The TRIP13 gene has been shown to interact with a variety of proteins such as thyroid hormone receptors. As a modulator of chromosome recombination, TRIP13 was shown to participate in many processes of tumor progression. The most well-characterized protein interacting with TRIP13 is MAD2, which is a component of the composition of mitotic checkpoint complex, and is used in therapy influencing cell mitosis and proliferation. In the present study, we observed that TRIP13 knockdown significantly decreased the proliferation of bladder cancer cells, which reveals the oncogenic function of TRIP13 in bladder cancer and is consistent with the well-recognized role of TRIP13 in mitotic checkpoint complex constitution.

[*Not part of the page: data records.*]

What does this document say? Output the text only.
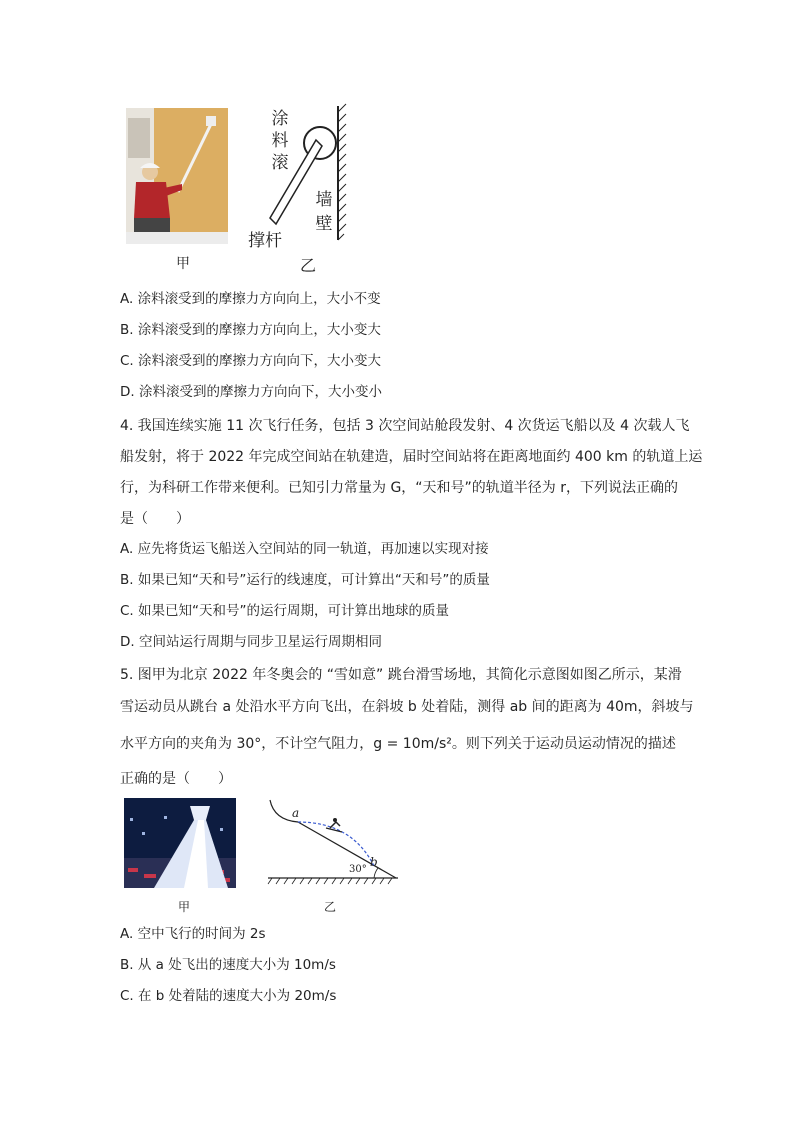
甲
涂
料
滚
墙
壁
撑杆
乙
A. 涂料滚受到的摩擦力方向向上，大小不变
B. 涂料滚受到的摩擦力方向向上，大小变大
C. 涂料滚受到的摩擦力方向向下，大小变大
D. 涂料滚受到的摩擦力方向向下，大小变小
4. 我国连续实施 11 次飞行任务，包括 3 次空间站舱段发射、4 次货运飞船以及 4 次载人飞
船发射，将于 2022 年完成空间站在轨建造，届时空间站将在距离地面约 400 km 的轨道上运
行，为科研工作带来便利。已知引力常量为 G，“天和号”的轨道半径为 r，下列说法正确的
是（　　）
A. 应先将货运飞船送入空间站的同一轨道，再加速以实现对接
B. 如果已知“天和号”运行的线速度，可计算出“天和号”的质量
C. 如果已知“天和号”的运行周期，可计算出地球的质量
D. 空间站运行周期与同步卫星运行周期相同
5. 图甲为北京 2022 年冬奥会的 “雪如意” 跳台滑雪场地，其简化示意图如图乙所示，某滑
雪运动员从跳台 a 处沿水平方向飞出，在斜坡 b 处着陆，测得 ab 间的距离为 40m，斜坡与
水平方向的夹角为 30°，不计空气阻力，g = 10m/s²。则下列关于运动员运动情况的描述
正确的是（　　）
甲
a
b
30°
乙
A. 空中飞行的时间为 2s
B. 从 a 处飞出的速度大小为 10m/s
C. 在 b 处着陆的速度大小为 20m/s
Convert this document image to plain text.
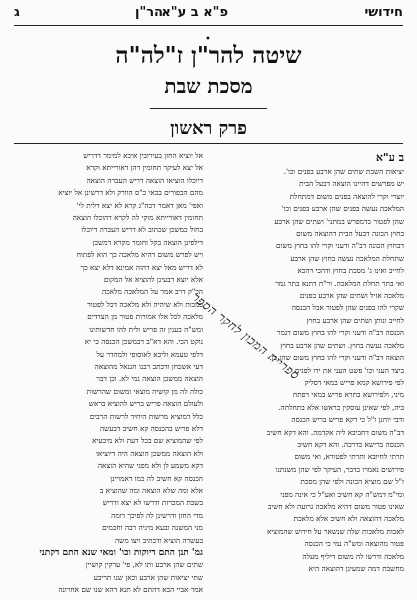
חידושי
פ"א ב ע"א
הר"ן
ג
•
שיטה להר"ן ז"לה"ה
מסכת שבת
פרק ראשון
ב ע"א
יציאות השבת שתים שהן ארבע בפנים וכו'.
יש מפרשים דהיינו הוצאה דבעל הבית
יוצרי וקרי להוצאה בפנים משום דמתחלת
המלאכה נעשה בפנים שהן ארבע בפנים וכו'
שהן לפטור כדמפרש במתני' ושתים שהן ארבע
בחוץ הכונה דבעל הבית דהוצאה משום
דבחוץ הכונה דב"ה ודעני וקרי להו בחוץ משום
שתחלת המלאכה נעשה בחוץ שהן ארבע
לחייב ואינו ג' מסכת בחוץ ודהכי דהכא
ואי בתר תחלת המלאכה. ור"ח דתנא בתר גמר
מלאכה אזיל ושתים שהן ארבע בפנים
שקרי להו בפנים שהן לפטור אבל הכנסה
לחייב ונותן ושתים שהן ארבע בחוץ
הכנסה דב"ה ודעני וקרי להו בחוץ משום דגמר
מלאכה נעשה בחוץ. ושתים שהן ארבע בחוץ
הוצאה דב"ה ודעני וקרי להו בחוץ משום שהן כן.
ביצד העני וכו' פשט העני את ידו לפנים.
לפי פירושא קמא פריש במאי דסליק
מיני, ולפירושא בתרא פריש במאי דפתח
ביה, לפי שאינן עוסקין בראשו אלא בתחלתה.
ודבי יוחנן ז"ל כי דקא פריש בריש הכנסה
דב"ה משום דחביבא ליה אקדמה. והא דקא חשיב
הכנסה ברישא כדרכה. והא דקא חשיב
תרתי לחיובא ותרתי לפטורא, ואי משום
פירושים נאמרו בדבר, העיקר לפי שהן משנתנו
ז"ל שם מוציא הכונה ולפי שהן מסכת
ומי"מ דמש"ה קא חשיב ואע"ל כי אינה מפני
שאינו פטור משום דהיא מלאכה גרועה ולא חשיב
מלאכה דהוצאה ולא חשיב אלא מלאכת
לאבות מלאכות שלה שנשאר על חידוש שהמוציא
פטור מהוצאה ומש"ה נמי כי הכנסה
מלאכה ודרשו לה משום דיליף מעלה
מחשבת דמה שמעינן דהוצאה היא
אל יוציא החזן בעירובין איכא למימר דדריש
אל יצא לעיקר תחומין דהן דאורייתא וקרא
דיוכלו הוציאו הוצאה דריש העברה הוצאה
מהם הכפורים בכאי כ"ס הוורק ולא דרשינן אל יוציא
ואפי' מאן דאמר דכה"ג קרא לא יצא דלית לי'
תחומין דאורייתא מוקי לה לקרא דהוכלו הוצאה
בחול כמשכן שכתוב לא דריש העברה דיוכלו
דילפינן הוצאה בקל וחומר מקרא דמשכן
ויש לפרש משום דהיא מלאכה כך הוא לפתוח
לא דריש מאל יצא דהוה אמינא דלא יצא כך
אלא יוצא דבעינן להוציא אל המקום
הכ"ק דרב אמר על המלאכה מלאכה
כמכות ולא שיהיה ולא מלאכה דכל לפטור
מלאכה לכל אלו אמורות פטור מן הצדדים
ומש"ה בענין זה פריש ולית להו חדשותינו
נוקט הכי. והא דא"ב דבמשכן הכנסה כי יא
דלפי טעמא וליכא לאוסופי ולמהדר על
דעי אשכחן ודכתב רבנו חננאל מהוצאה
הוצאה ממשכן הוצאה נמי לא. וכן דבר
כולה לה מן קושיה מוצאי ומשום שהרשות
ולעולם הוצאה פריש בריש להוציא בראש
כלל דמוציא מרשות היחיד לרשות הרבים
דלא פריש בהכנסה קא חשיב דבעשה
לפי שהמוציא שם בכל דעת ולא מיבעיא
ולא הוצאה ממשכן הוצאה היה דיוציאו
דקא משמע לן ולא מפני שהיא הוצאה
הכנסה קא חשיב לה כמו דאמרינן
אלא ומה שלא הוצאה ומה שהוציא ב
בשבת המכרזת ודרשו לא יצא ודריש
מדי החזן ודרשינן לה לפיכך דומה
מני המשנה ובעא מיניה רבה וחכמים
בעשרה הוציא ודכתיב ויצו משה
גמ' תנן התם דיוקות וכו' ומאי שנא התם דקתני
שתים שהן ארבע ותו לא, פי' ערקין קושיין
שתי יציאות שהן ארבע וכאן שנו תריבע
אמר אביי הכא דהתם לא תנא דהא שנו שם אחרונה
ספריית המכון לחקר הספר
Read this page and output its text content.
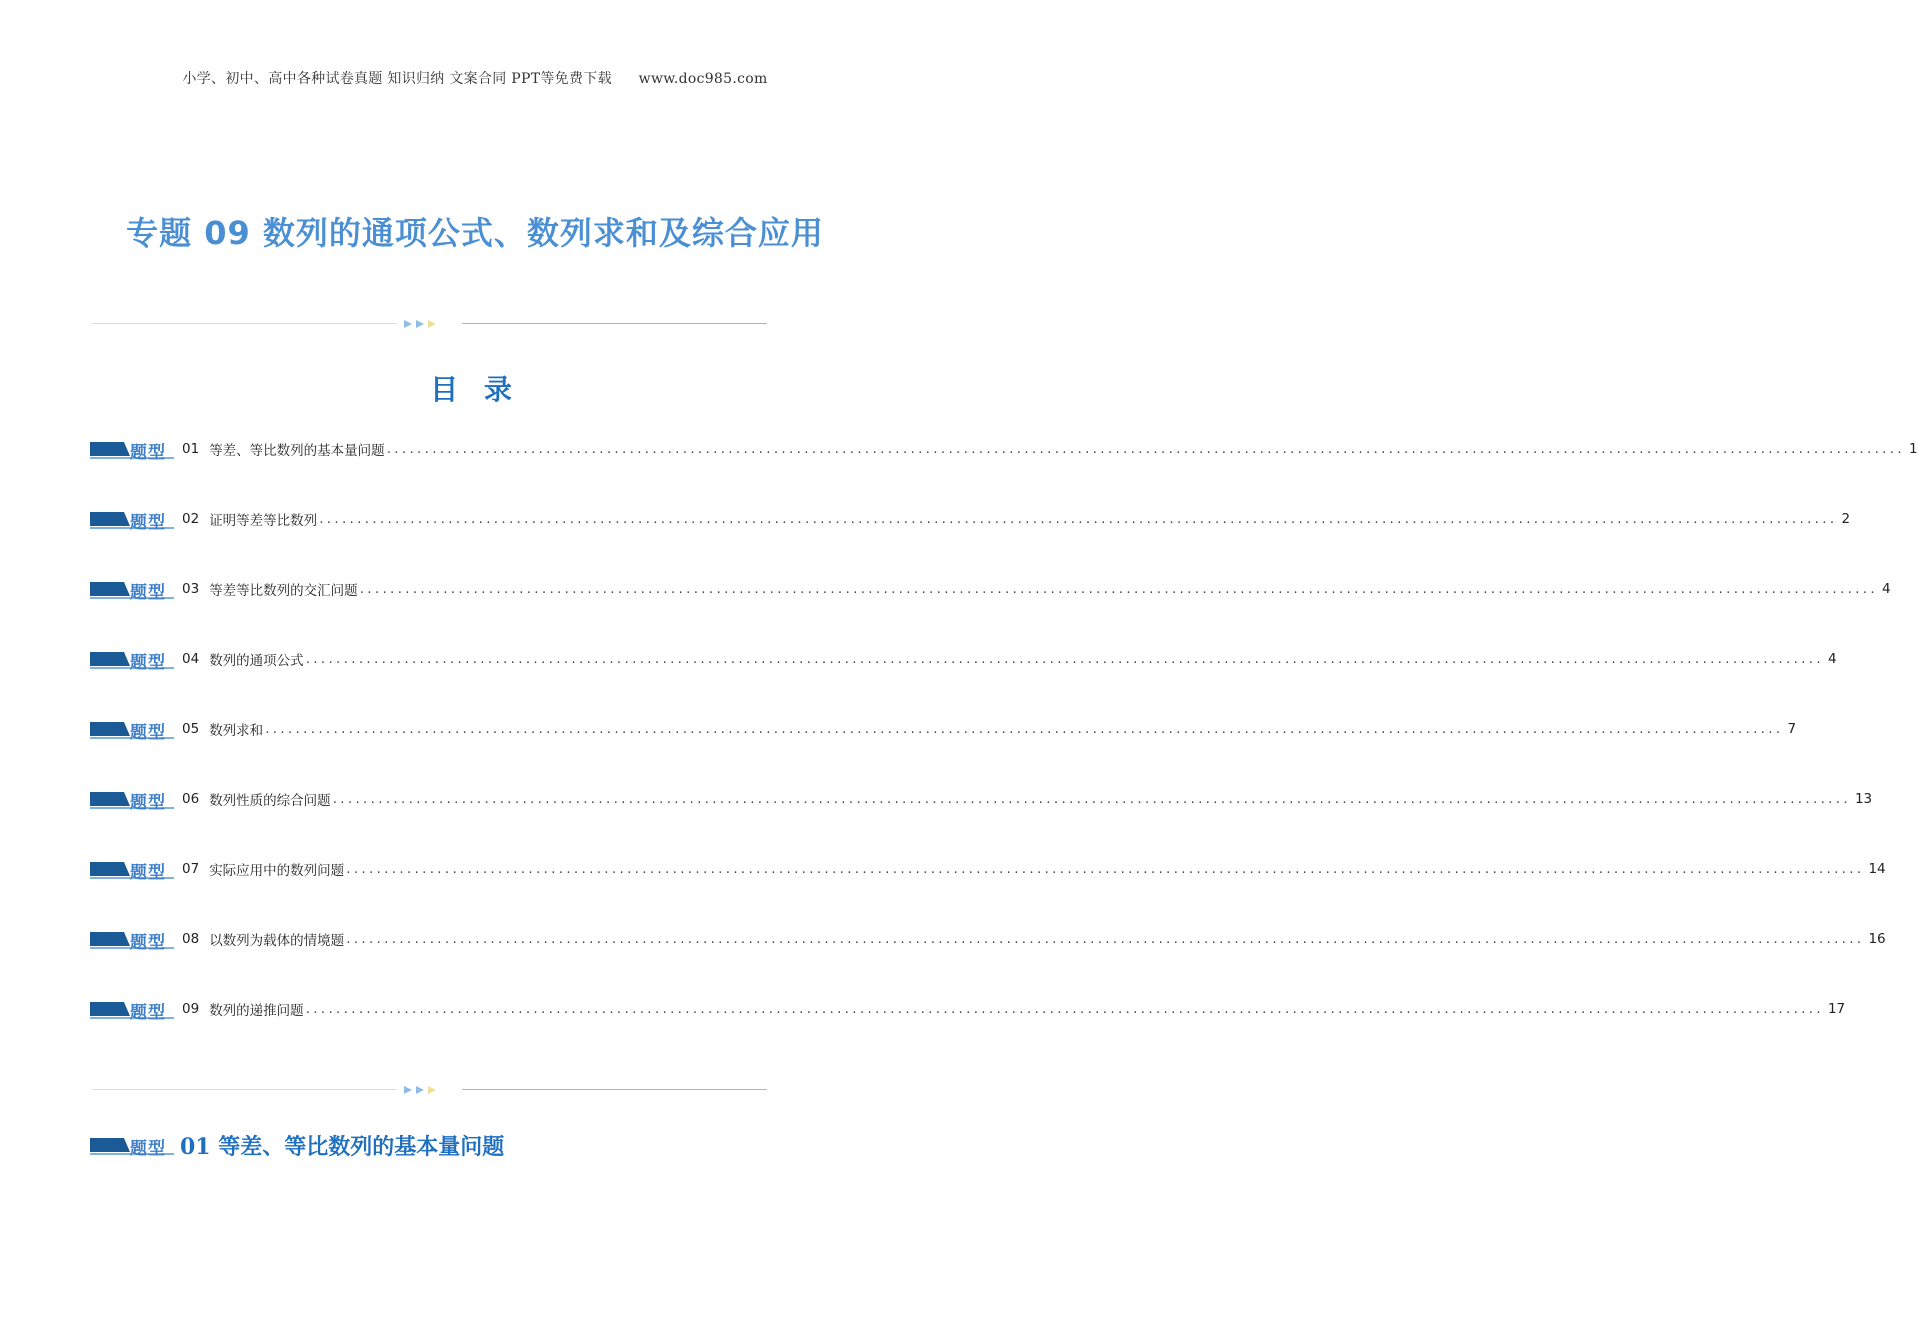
小学、初中、高中各种试卷真题 知识归纳 文案合同 PPT等免费下载 www.doc985.com
专题 09 数列的通项公式、数列求和及综合应用
目 录
题型 01 等差、等比数列的基本量问题 ........................................................................................................................................................................................................ 1
题型 02 证明等差等比数列 ........................................................................................................................................................................................................ 2
题型 03 等差等比数列的交汇问题 ........................................................................................................................................................................................................ 4
题型 04 数列的通项公式 ........................................................................................................................................................................................................ 4
题型 05 数列求和 ........................................................................................................................................................................................................ 7
题型 06 数列性质的综合问题 ........................................................................................................................................................................................................ 13
题型 07 实际应用中的数列问题 ........................................................................................................................................................................................................ 14
题型 08 以数列为载体的情境题 ........................................................................................................................................................................................................ 16
题型 09 数列的递推问题 ........................................................................................................................................................................................................ 17
题型 01 等差、等比数列的基本量问题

The correlation between TRIP13, mitosis, and proliferation has been reported many times; however, the relationship between TRIP13 and invasion had seldom been investigated, and the underlying mechanism has been unclear. The present study is the first to demonstrate that TRIP13 promotes proliferation and invasion of bladder cancer, and we further proved that TRIP13 is required in the EMT of bladder cancer, which may be a main cause of TRIP13-induced invasion. Previous evidence proved that TRIP13 could regulate G2-M transition and EMT by interacting with 14-3-3 protein zeta/delta protein (also known as YWHAZ) in colorectal cancer, or could promote metastasis of hepatocellular carcinoma by activating of TGF-β1/smad3 [10,11]. In the present study, we also proved that TRIP13 is required in the EMT and invasion of bladder cancer. Although the underlying mechanism and key effector downstream of TRIP13 is still unknown, our study provides insight into the clinical significance of TRIP13 and may stimulate interest in research on its mechanism study.

Conclusions

We, for the first time, demonstrated that TRIP13 is a prognostic biomarker in bladder cancer, and further showed that TRIP13 promotes the proliferation, invasion, and EMT of bladder cancer cells, indicating that TRIP13 may be a promising drug target for bladder cancer.